На лестнице Гиацинт встретил квартирную хозяйку, которая сказала, что его дожидается какой-то гвардеец, и Леденцов почувствовал, что его мир вновь вступает в свои права.

– Он сказал, что его зовут Владимир Павлов, – добавила хозяйка.

«Что ему надо?» – подумал сыщик, нахохлившись.

Взволнованный корнет поднялся со стула ему навстречу.

– Простите, что позволил себе вас побеспокоить… Я прочитал в газете… – Он достал из кармана скомканный сероватый лист. – Они пишут, что капитан Печенкин был главарем шайки, которая занималась грабежами и убийствами…

– Нет, – внезапно разозлившись, выпалил Леденцов. – Главарем был вовсе не Печенкин.

И, все еще сердясь из-за того, что ему перебили послевкусие того чудесного мира, в который он погрузился в комнате с зеленым роялем, он объяснил корнету всю подоплеку дела.

– Этого не может быть… – пробормотал молодой человек. – Господин Курагин… светский человек… из прекрасной семьи! А капитан Печенкин – отставной военный… Он не мог убивать беззащитных людей!

Гиацинт пожал плечами. Внезапно ему все надоело – и его работа, и дело, которое удалось раскрыть лишь наполовину, и этот слабовольный простофиля, пользовавшийся милостями Ольги и состоявший у нее на содержании, который теперь беспомощно хлопал глазами и ждал от него каких-то объяснений.

– Можете не верить, дело ваше, – холодно сказал Леденцов. – Но именно Алексей Михайлович Печенкин убил вашу знакомую, а приказал ему наверняка господин Курагин.
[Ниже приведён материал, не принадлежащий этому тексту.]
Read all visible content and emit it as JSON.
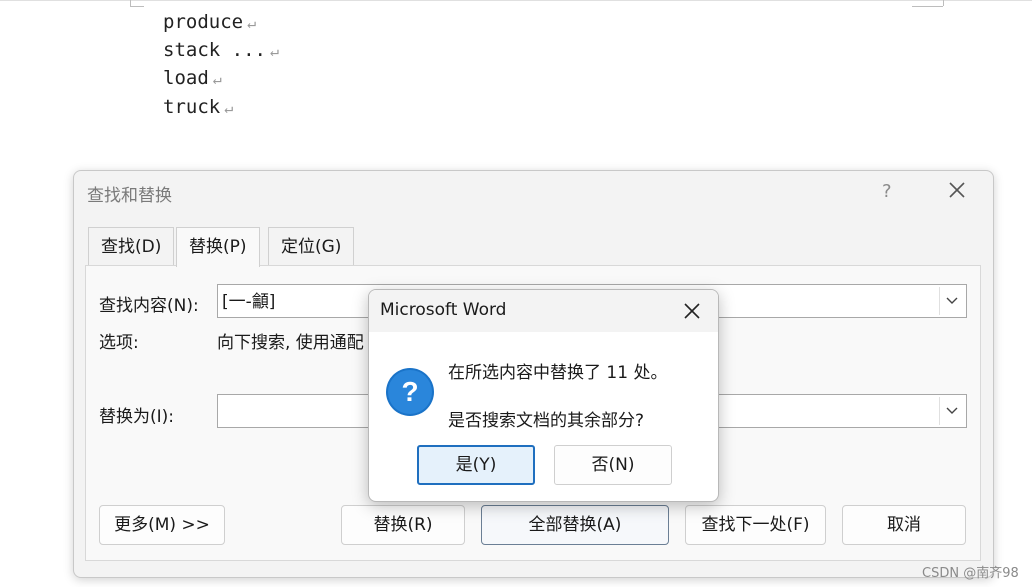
{
  "document": {
    "lines": [
      "produce",
      "stack ...",
      "load",
      "truck"
    ],
    "line_end_mark": "↵"
  },
  "find_replace": {
    "title": "查找和替换",
    "help": "?",
    "tabs": [
      "查找(D)",
      "替换(P)",
      "定位(G)"
    ],
    "active_tab": "替换(P)",
    "find_label": "查找内容(N):",
    "find_value": "[一-龥]",
    "options_label": "选项:",
    "options_value": "向下搜索, 使用通配",
    "replace_label": "替换为(I):",
    "replace_value": "",
    "buttons": {
      "more": "更多(M) >>",
      "replace": "替换(R)",
      "replace_all": "全部替换(A)",
      "find_next": "查找下一处(F)",
      "cancel": "取消"
    }
  },
  "message_box": {
    "title": "Microsoft Word",
    "line1": "在所选内容中替换了 11 处。",
    "line2": "是否搜索文档的其余部分?",
    "yes": "是(Y)",
    "no": "否(N)",
    "icon": "question-icon"
  },
  "watermark": "CSDN @南齐98",
  "colors": {
    "accent": "#1f6fbf",
    "question_icon": "#1a73c8"
  }
}
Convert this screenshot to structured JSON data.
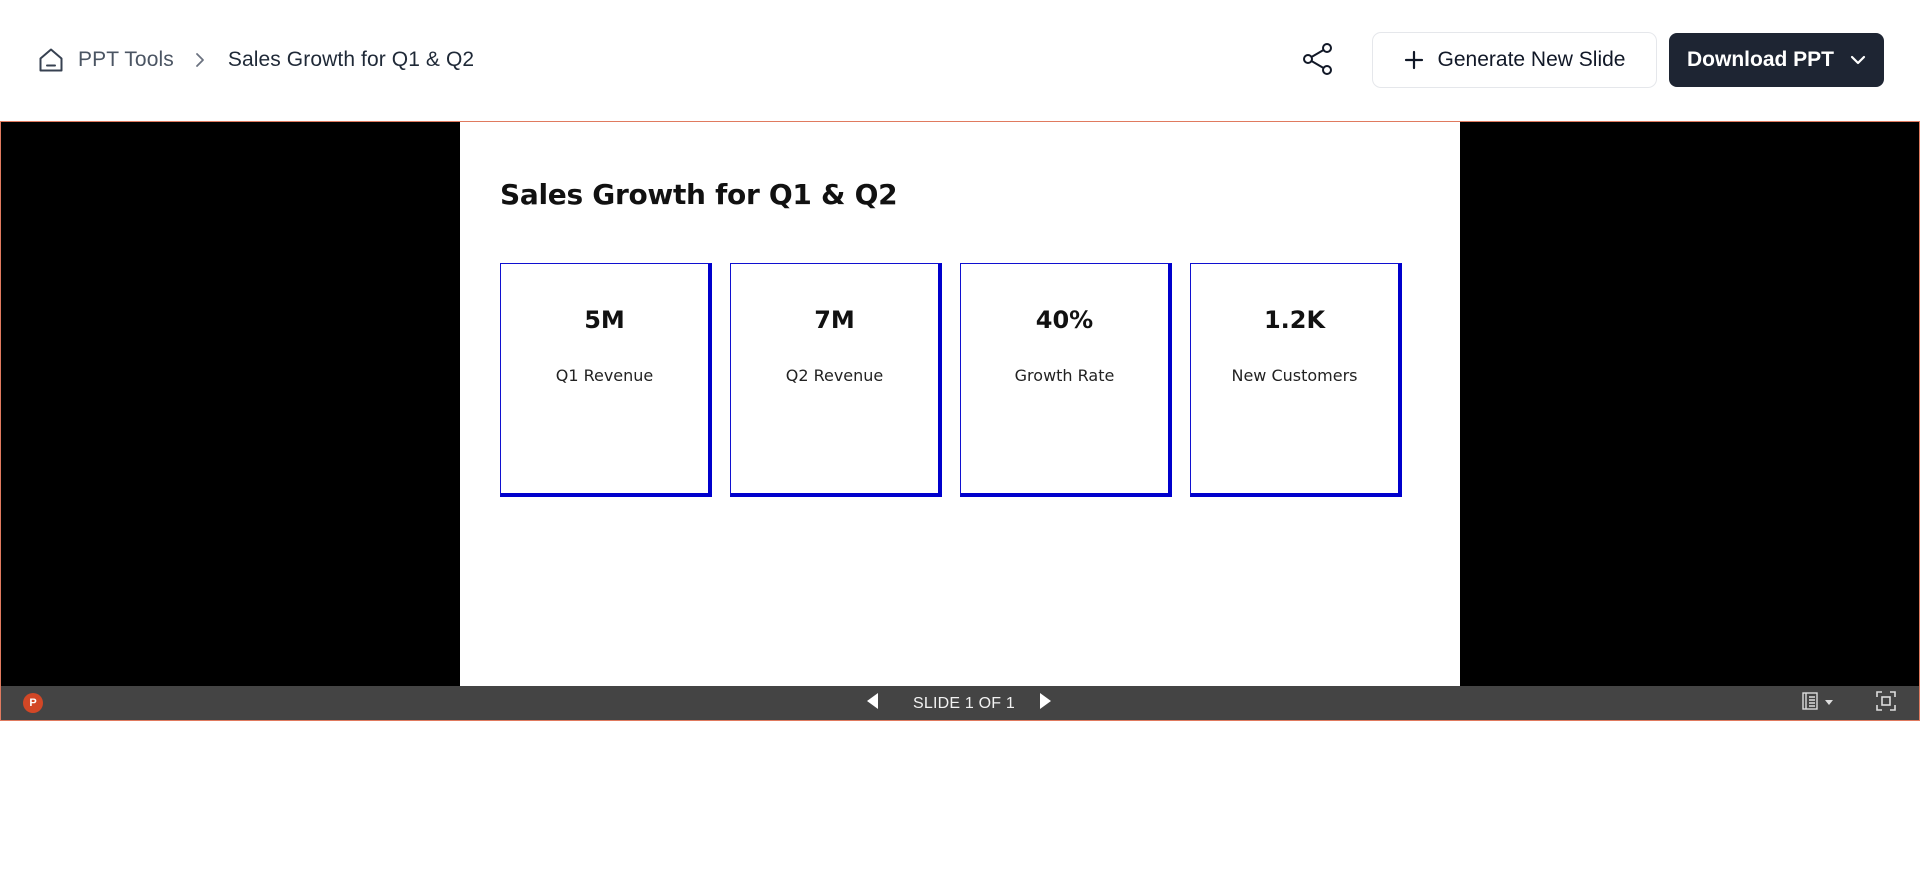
{
  "breadcrumb": {
    "home_icon": "home-icon",
    "root_label": "PPT Tools",
    "separator_icon": "chevron-right-icon",
    "current": "Sales Growth for Q1 & Q2"
  },
  "toolbar": {
    "share_icon": "share-icon",
    "generate_label": "Generate New Slide",
    "download_label": "Download PPT"
  },
  "slide": {
    "title": "Sales Growth for Q1 & Q2",
    "cards": [
      {
        "value": "5M",
        "label": "Q1 Revenue"
      },
      {
        "value": "7M",
        "label": "Q2 Revenue"
      },
      {
        "value": "40%",
        "label": "Growth Rate"
      },
      {
        "value": "1.2K",
        "label": "New Customers"
      }
    ]
  },
  "viewer": {
    "slide_counter": "SLIDE 1 OF 1"
  },
  "colors": {
    "accent_dark": "#1e2533",
    "card_border": "#0000cc",
    "viewer_bg": "#000000",
    "statusbar_bg": "#444444",
    "ppt_logo": "#d24726"
  }
}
Только нам никогда этого не доказать, потому что он слишком хорошо знает законы и умеет заметать следы.

– Этого не может быть… – вяло повторил Павлов.

Он ждал еще чего-то – может быть, дополнительных разъяснений, – но Леденцов молчал. Неловко попрощавшись, корнет шагнул к выходу, но он двигался, как сомнамбула, не видя ничего вокруг себя, и плечом врезался в стену.

– Вы не ушиблись? – на всякий случай спросил Леденцов.

– Я? – Владимир обратил к нему бледное лицо со странной, застывшей улыбкой. – Нет. Душа болит, – добавил он, – но это такие пустяки!

«Что он хотел сказать?» – подумал Леденцов, когда за гостем затворилась дверь. Однако корнет так мало интересовал его, что Гиацинт уже через минуту забыл о нем.

Он прочитал несколько страниц из романа, который любила его мать, и разочарованно закрыл книгу. Это тоже был осколок какого-то другого мира, хотя, на вкус сыщика, этот мир был чересчур сентиментален и малость глуповат.

Сидя в уютном старом кресле, Леденцов задумался над тем, нет ли у них какой-либо возможности притянуть к ответу Максима Курагина, но по зрелом размышлении вынужден был признать, что нет. Разве что, усмехнулся сыщик, взять револьвер и влепить этому самоуверенному чистенькому мерзавцу пулю в грудь. С этой утешительной мыслью Гиацинт и лег спать.

– Что вам угодно, сударь?

– Я хотел бы купить револьвер…

– Французский, американский? У каждого из них свои достоинства…

– Нет, это для меня дороговато… Я хотел бы что-нибудь подешевле.

– Тульский? – Приказчик всем своим лицом изобразил самое искреннее сомнение. – Честное слово, сударь, хотя он и дешев, но… право, не советую его брать. Один вот купил такой и случайно ногу себе прострелил, а все потому, что не знаешь, когда он, подлец, выстрелит…

– Но он стреляет?

– Ну… да.

– Это все, что мне нужно…

Через несколько дней Зимородков вызвал Леденцова к себе.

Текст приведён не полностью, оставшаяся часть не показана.